Minacce. La Rue (ONU) all’Italia: Una legge per proteggere i giornalisti

Lo “Special Rapporteur” ha detto: “Condivido la proposta del presidente del Senato Grasso, necessaria una norma ad hoc”

ROMA – “Ha ragione il presidente del Senato Pietro Grasso, condivido la sua proposta”, ha detto Frank La Rue, lo “Special Rapporteur” dell’Onu per la tutela e la promozione della libertà di opinione e di  espressione, al termine della  sua missione in Italia iniziata l’11 novembre. La Rue sollecita il Parlamento ad approvare una legge ad hoc per proteggere il lavoro dei giornalisti e punire i comportamenti che ostacolano la libertà di informazione. Lo ha detto in una conferenza stampa.

LA PROPOSTA – “Durante la mia visita ho ascoltato le testimonianze di giornalisti e comunicatori sociali che hanno subito minacce, intimidazioni e aggressioni nell’esercizio della loro professione, e deploro profondamente che, in molti casi, le minacce e gli attacchi contro i giornalisti restino impuniti”, ha detto La Rue.

“Perciò – ha aggiunto – accolgo con favore la proposta fatta dal presidente del Senato Pietro Grasso a dicembre 2012, quando ha sottolineato la necessità di una legge ad hoc per punire chiunque intralcia l’esercizio della libertà di informazione”.

La proposta di Grasso a cui si riferisce La Rue, è stata formulata l’11 dicembre 2012 nella Sala Nassirya del Senato durante il convegno organizzato da Ossigeno. L’dea è di creare uno strumento giuridico in grado di tutelare attivamente l’esercizio da parte dei giornalisti dei diritti sanciti dall’articolo 21 della Costituzione, proteggendolo dai tentativi di limitarlo e di danneggiare così anche il diritto dei cittadini di essere informati.

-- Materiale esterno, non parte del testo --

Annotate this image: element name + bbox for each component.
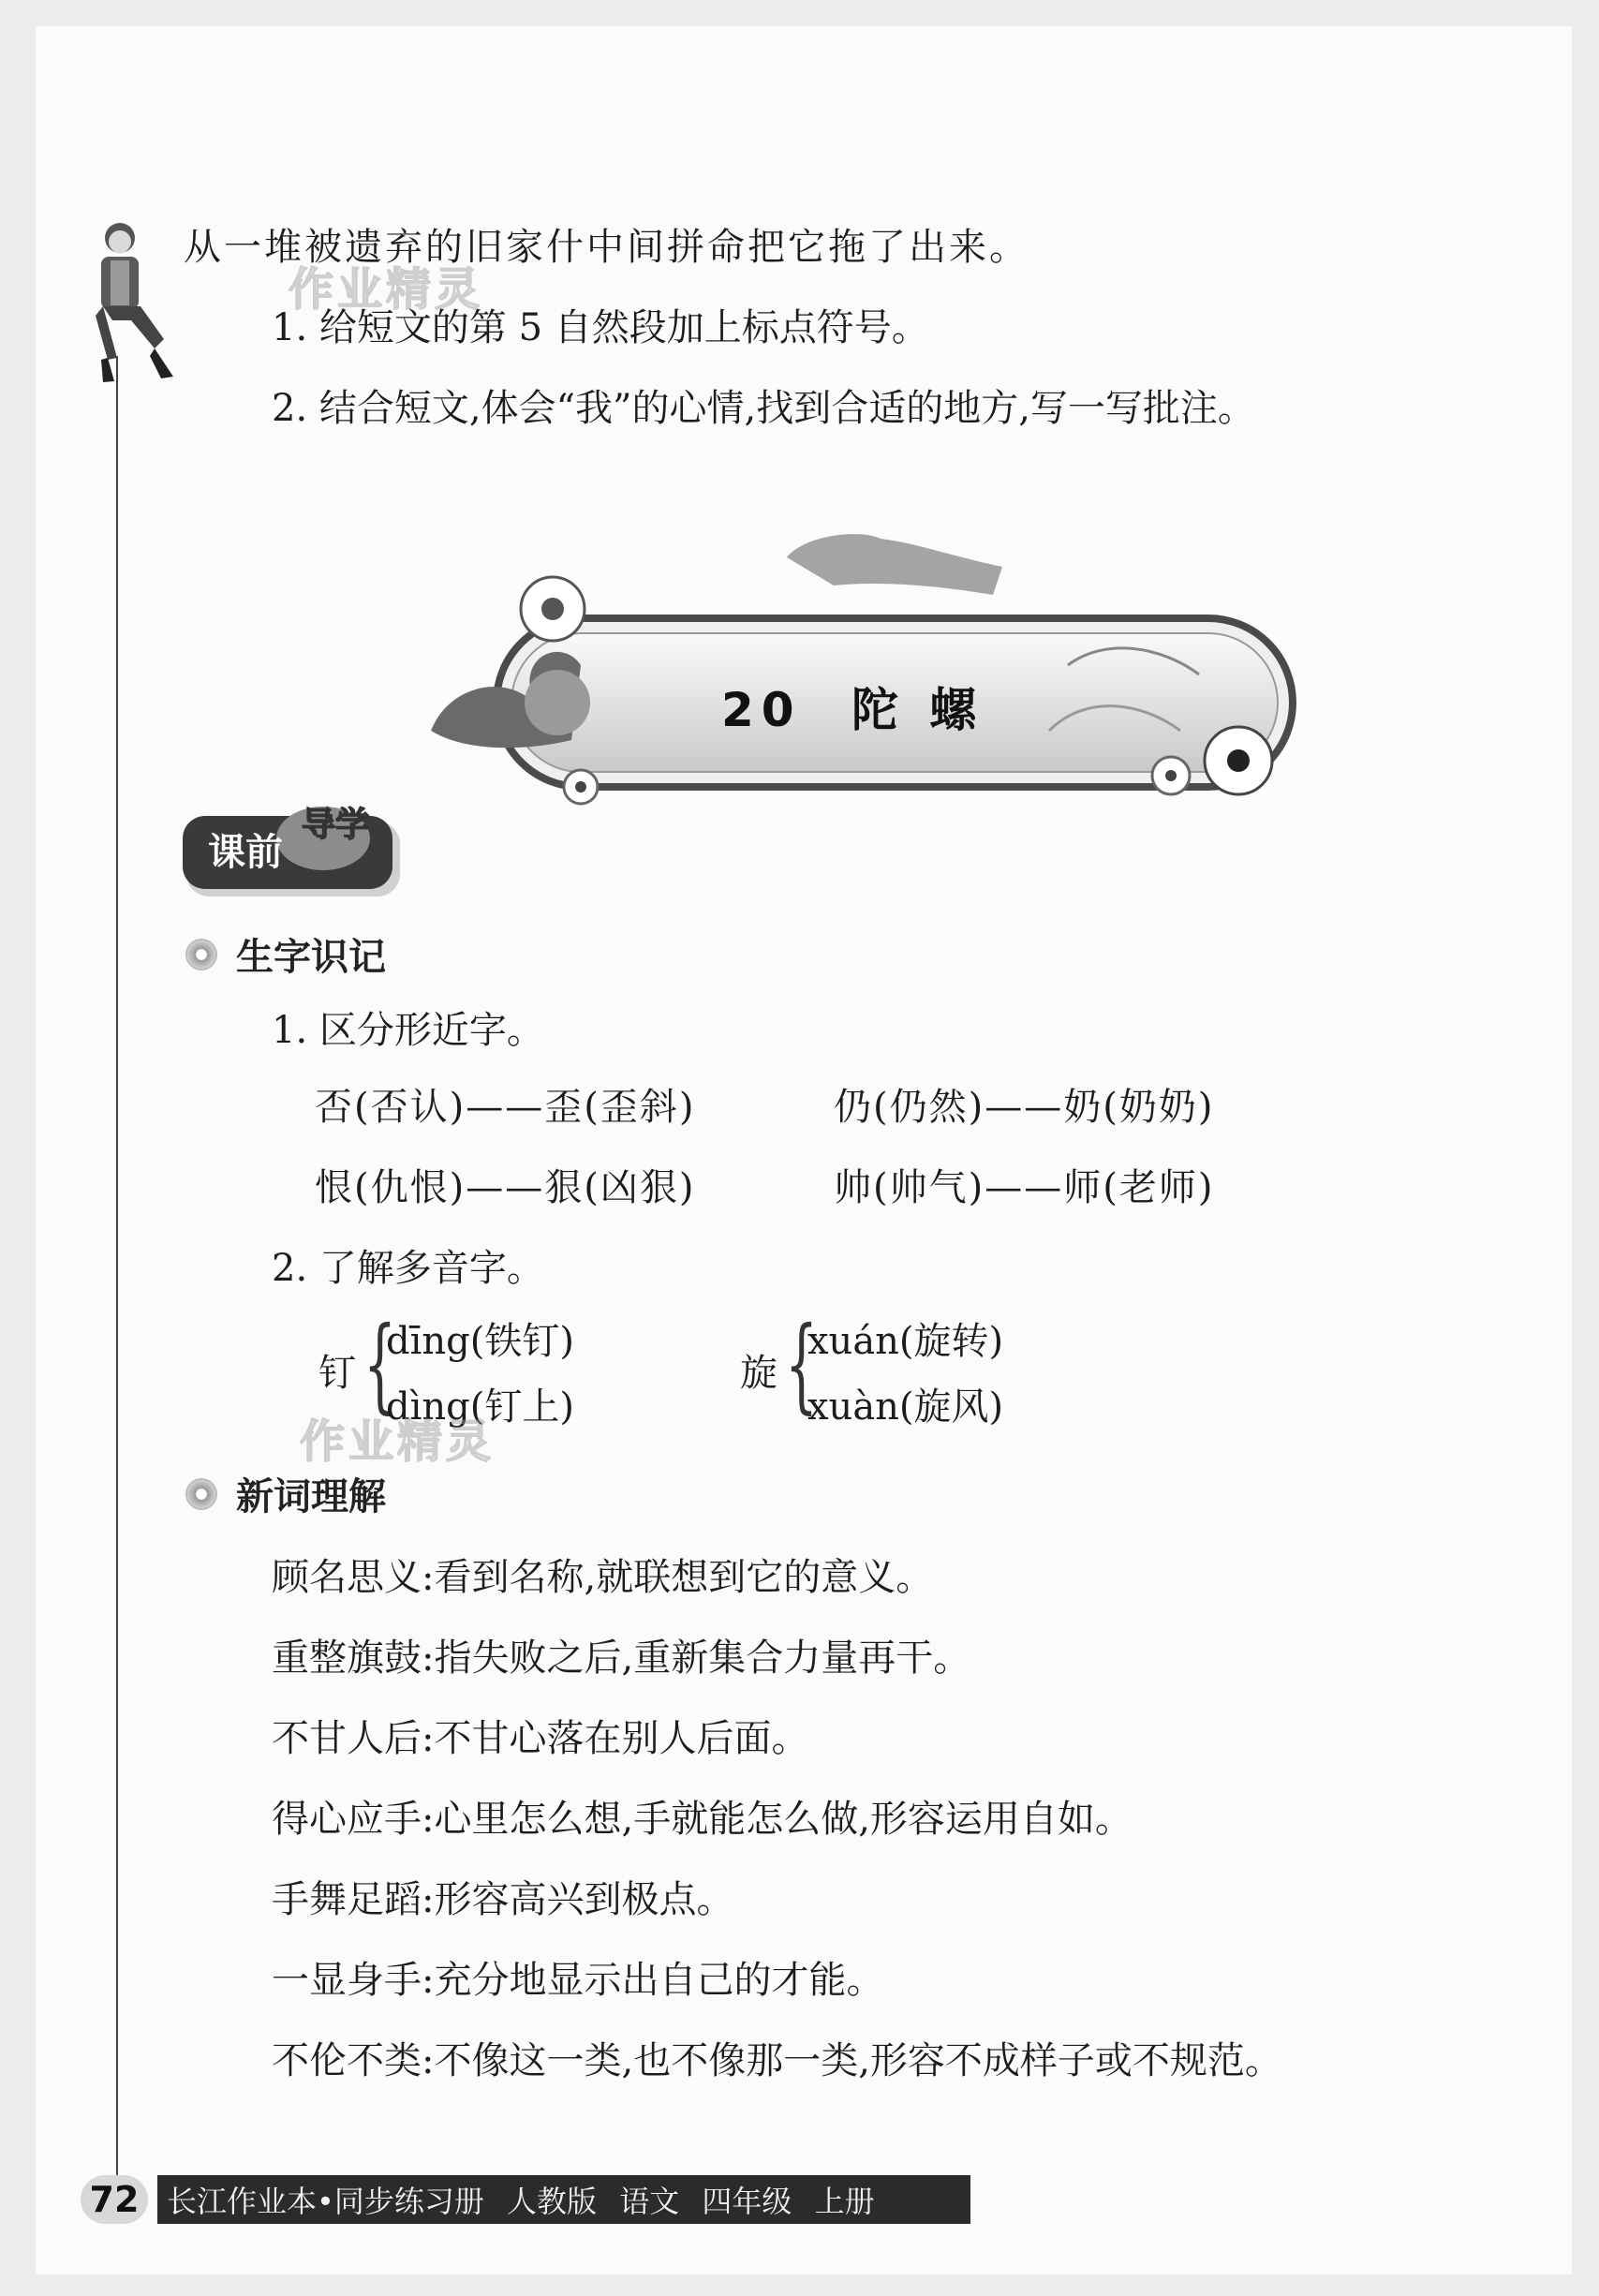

“Concordo pienamente con tale dichiarazione, ed esorto il Parlamento ad approvare una legge che introduca i reati di intimidazione, minaccia, molestia e violenza contro giornalisti e comunicatori sociali”.

BASSI COMPENSI – Il legislatore dovrebbe anche, ha aggiunto La Rue, adottare disposizioni urgenti per tutelare il lavoro giornalistico danneggiato dai bassi compensi. La scarsa retribuzione è infatti una delle ragioni della debolezza dei giornalisti e sminuisce il loro lavoro. “Ho appreso con sconcerto quanto sia estremamente basso il compenso che i giornalisti ricevono per il loro lavoro”, ha dichiarato lo “Special Rapporteur”. “Raccomanderei pertanto l’introduzione e l’applicazione di disposizioni urgenti in tal senso, incluse le tariffe per un compenso equo. Occorrerebbe istituire un sistema, da rivedere e aggiornare regolarmente, in linea con gli indicatori relativi al costo della vita”.